Shortly after it was finished, the thermometer snapped in two after being buffeted by 70-mph winds. Two years later, the rebuilt thermometer again twisted and swayed as gusts whipped through the valley, popping out light bulbs. The problem was solved when a work crew poured concrete inside the steel tower, anchoring it against the harsh desert wind.

Herron sold the Bun Boy and the giant thermometer to business partner Larry Dabour, owner of the Mad Greek restaurant, another Baker institution. It changed hands again in 2005 when Dabour “liberated” himself from the thermometer, Bun Boy and some other enterprises he owned.

“Is that the main reason Baker is down? No,” said Dabour, who lives in Las Vegas but still owns the Mad Greek. “But as with anything, if you go into a neighborhood that has one place that’s not kept up, all the other places suffer.”

The current owner, Matt Pike of Orange County, did not respond to repeated requests for an interview.
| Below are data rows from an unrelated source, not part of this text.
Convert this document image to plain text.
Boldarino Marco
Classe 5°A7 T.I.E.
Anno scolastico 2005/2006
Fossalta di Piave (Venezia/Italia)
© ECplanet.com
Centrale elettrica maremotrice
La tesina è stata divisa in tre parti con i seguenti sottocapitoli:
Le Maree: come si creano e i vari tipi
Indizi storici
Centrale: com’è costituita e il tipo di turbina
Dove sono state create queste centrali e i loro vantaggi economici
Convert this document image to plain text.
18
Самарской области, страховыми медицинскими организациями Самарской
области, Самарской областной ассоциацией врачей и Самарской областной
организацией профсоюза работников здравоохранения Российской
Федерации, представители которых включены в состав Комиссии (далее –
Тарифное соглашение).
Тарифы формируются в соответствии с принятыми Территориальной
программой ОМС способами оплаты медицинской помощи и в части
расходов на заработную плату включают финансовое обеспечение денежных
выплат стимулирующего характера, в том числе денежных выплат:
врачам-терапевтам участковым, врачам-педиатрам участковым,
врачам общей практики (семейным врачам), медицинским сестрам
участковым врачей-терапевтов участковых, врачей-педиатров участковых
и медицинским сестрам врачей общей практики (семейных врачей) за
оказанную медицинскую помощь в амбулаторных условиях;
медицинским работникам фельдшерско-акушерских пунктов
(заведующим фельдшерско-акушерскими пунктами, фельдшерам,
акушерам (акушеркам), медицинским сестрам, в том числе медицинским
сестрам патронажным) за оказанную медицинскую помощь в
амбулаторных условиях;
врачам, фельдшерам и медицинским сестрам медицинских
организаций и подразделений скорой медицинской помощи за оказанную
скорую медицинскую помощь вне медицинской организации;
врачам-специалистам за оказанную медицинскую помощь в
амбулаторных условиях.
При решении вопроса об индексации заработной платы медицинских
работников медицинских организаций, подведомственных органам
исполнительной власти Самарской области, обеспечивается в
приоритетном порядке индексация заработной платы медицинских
Pike, whose family has run businesses in Baker since the 1940s, also owns the Bob’s Big Boy restaurant there, which supplanted the Bun Boy near the thermometer.
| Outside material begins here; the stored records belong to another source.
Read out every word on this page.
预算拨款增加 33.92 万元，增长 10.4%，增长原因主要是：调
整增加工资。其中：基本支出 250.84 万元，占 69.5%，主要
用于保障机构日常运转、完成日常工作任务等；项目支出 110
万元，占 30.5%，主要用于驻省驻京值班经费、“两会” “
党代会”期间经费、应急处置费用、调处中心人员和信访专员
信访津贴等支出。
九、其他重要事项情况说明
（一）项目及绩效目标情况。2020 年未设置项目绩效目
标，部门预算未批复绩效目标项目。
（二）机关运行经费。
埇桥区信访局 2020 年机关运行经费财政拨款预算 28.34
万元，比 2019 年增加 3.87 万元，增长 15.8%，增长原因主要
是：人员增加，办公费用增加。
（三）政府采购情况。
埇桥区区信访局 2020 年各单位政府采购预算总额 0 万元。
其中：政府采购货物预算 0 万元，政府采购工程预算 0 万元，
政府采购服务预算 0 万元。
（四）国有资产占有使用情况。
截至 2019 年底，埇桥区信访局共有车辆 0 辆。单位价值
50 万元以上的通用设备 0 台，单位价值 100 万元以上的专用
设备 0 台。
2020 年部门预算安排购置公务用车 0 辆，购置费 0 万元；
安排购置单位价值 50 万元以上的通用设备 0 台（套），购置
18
In September, Pike told Nevada Public Radio that the thermometer’s light bill was about $8,000 a month. When the economy went south, he turned it off to focus on his other businesses in town but said he still had hopes of lighting it up when the economy rebounds.

The Michigan-based corporate owner of Bob’s Big Boy restaurants filed a federal lawsuit against Pike and his company, Sleepy Hollow Enterprises, in August for failing to pay franchise fees for restaurants in Baker, Barstow and Temecula. A federal judge Nov. 29 ordered Pike’s company to pay more than $40,000 in damages and fees and to “cease and desist” using Bob’s Big Boy signs on the restaurants, court records show.

Nono Khosa, who manages a number of gas stations and restaurants in Baker as well as Ken’s Towing, said the economy in Baker has been steadily improving as Las Vegas tourism recovers from the depths of the recession. So much so that her boss, Ravi Grewal from the San Fernando Valley, just built a posh new 76 service station on the northeast side of town, complete with a mini indoor food court and spacious restrooms.

A giant nonfunctional thermometer won’t stem that recovery, Khosa said, but it certainly doesn’t reflect well on the town.

“It’s the landmark for Baker, and if it’s not working, it’s not a very comfortable situation for residents,” Khosa said.

Le Hayes, general manager of the Baker Community Services District, called the thermometer’s demise an “embarrassment” to the town. He plans to remove a picture of it from the welcome sign on Baker’s water tower, leaving only Baker’s claim to fame as the “Gateway to Death Valley.”

“I would kind of hate to see it go down because every time I see it I think of Willis, and Willis was a great guy,” said Hayes, who serves as Baker’s unofficial historian. “But if this guy isn’t going to maintain it, it’s like anything else that’s been abandoned. He needs to take it down and get rid of it.”

Hayes dismissed Pike’s suggestion to have the town buy the thermometer. Baker is not incorporated, and the special district exists only to provide fire protection and basic utilities to keep the town running.

Hayes said it isn’t worth the $200 the town could get for scrap.